Nick Hayek, le fils du fondateur du groupe, fait partie des patrons qui disent clairement ce qu'ils ont sur le coeur. Même sur des concurrents. "Richemont nous a annulé des commandes. C'est un groupe qui n'a pas de dettes, mais s'il gagne moins, sa direction punit tout de suite le personnel, et a introduit du chômage partiel chez Cartier. Ce qui n'empêche personne de continuer à voler en avion privé...", dénonce-t-il en aparté. Ce trublion de l'industrie suisse s'est même offert cette année un petit frisson en apposant sur les rapports de gestion du groupe un avertissement : "Attention, cette publication n'est pas recommandée aux acrobates et jongleurs du cirque financier actuel..."

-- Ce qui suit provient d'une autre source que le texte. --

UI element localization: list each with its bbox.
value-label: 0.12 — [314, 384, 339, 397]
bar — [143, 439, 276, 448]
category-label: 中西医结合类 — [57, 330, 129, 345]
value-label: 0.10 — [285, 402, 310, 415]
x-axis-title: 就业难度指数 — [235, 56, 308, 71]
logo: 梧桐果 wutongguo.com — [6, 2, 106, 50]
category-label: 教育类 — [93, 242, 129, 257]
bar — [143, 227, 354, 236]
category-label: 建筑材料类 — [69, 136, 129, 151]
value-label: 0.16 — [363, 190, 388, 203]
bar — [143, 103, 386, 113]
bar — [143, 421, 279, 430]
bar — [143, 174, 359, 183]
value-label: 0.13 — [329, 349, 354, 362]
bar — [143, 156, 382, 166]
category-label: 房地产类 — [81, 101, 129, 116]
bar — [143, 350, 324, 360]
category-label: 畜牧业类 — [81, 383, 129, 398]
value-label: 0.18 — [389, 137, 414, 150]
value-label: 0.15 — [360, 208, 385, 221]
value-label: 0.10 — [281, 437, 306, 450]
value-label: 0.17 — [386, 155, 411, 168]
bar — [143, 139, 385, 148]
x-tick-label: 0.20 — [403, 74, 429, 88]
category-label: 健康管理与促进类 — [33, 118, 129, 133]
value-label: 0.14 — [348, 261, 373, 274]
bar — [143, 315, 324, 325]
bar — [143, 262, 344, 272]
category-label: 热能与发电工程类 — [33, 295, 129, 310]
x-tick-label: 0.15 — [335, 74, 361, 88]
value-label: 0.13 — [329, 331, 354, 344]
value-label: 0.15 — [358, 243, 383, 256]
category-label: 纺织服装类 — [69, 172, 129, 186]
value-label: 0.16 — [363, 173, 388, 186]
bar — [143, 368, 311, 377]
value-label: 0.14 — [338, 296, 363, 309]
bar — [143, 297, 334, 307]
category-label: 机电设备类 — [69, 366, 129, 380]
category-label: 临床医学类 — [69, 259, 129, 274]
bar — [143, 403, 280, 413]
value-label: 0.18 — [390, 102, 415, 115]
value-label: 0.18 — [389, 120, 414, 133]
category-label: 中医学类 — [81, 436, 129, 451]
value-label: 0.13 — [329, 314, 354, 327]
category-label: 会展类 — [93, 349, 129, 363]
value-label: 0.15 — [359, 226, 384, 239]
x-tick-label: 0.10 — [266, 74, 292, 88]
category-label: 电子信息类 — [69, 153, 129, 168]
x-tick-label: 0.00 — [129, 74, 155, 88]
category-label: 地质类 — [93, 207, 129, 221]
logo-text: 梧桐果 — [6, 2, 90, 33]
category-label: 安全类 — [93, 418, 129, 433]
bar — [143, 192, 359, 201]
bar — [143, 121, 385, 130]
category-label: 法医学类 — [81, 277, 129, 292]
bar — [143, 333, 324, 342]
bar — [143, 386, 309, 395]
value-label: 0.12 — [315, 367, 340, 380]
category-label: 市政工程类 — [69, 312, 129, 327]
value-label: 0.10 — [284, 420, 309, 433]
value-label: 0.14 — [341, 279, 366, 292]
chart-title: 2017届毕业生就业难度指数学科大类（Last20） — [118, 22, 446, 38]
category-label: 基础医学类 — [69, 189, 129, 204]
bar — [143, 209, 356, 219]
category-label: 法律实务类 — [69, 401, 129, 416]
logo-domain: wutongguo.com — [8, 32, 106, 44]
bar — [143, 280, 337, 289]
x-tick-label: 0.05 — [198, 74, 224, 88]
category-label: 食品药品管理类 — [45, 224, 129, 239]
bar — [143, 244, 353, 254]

Le groupe Swatch, qui compte dans son portefeuille une vingtaine de marques de montres, toutes ciblées sur une clientèle différente (Swatch, Tissot, Longines, Calvin Klein, Omega, Breguet, Blancpain...) a effectivement annoncé, jeudi 12 mars, des résultats 2008 en berne, à l'image de l'horlogerie helvétique. Son bénéfice net s'est inscrit en baisse de 17,4 % à 838 millions de francs suisses (566,4 millions d'euros) pour un chiffre d'affaires quasiment stable à 5,7 milliards de francs suisses. Le raffermissement du franc suisse face à l'euro ou au dollar a pesé sur les comptes du groupe, à hauteur de 233 millions de francs suisses.
Cela n'empêche pas Nick Hayek de tempérer ces résultats : "C'est quand même le deuxième meilleur bénéfice de l'histoire du groupe. On peut vivre avec un tout petit peu moins d'argent." M. Hayek assure avoir "dans l'idée de faire mieux qu'en 2008". Tout dépendra "des taux de change et de ce qui va se passer aux Etats-Unis". Il compte sur les atouts intrinsèques de son groupe, comme "la diversité des marques en portefeuilles, la stratégie d'innovation technique, la production intégrée ou encore la faiblesse des dettes".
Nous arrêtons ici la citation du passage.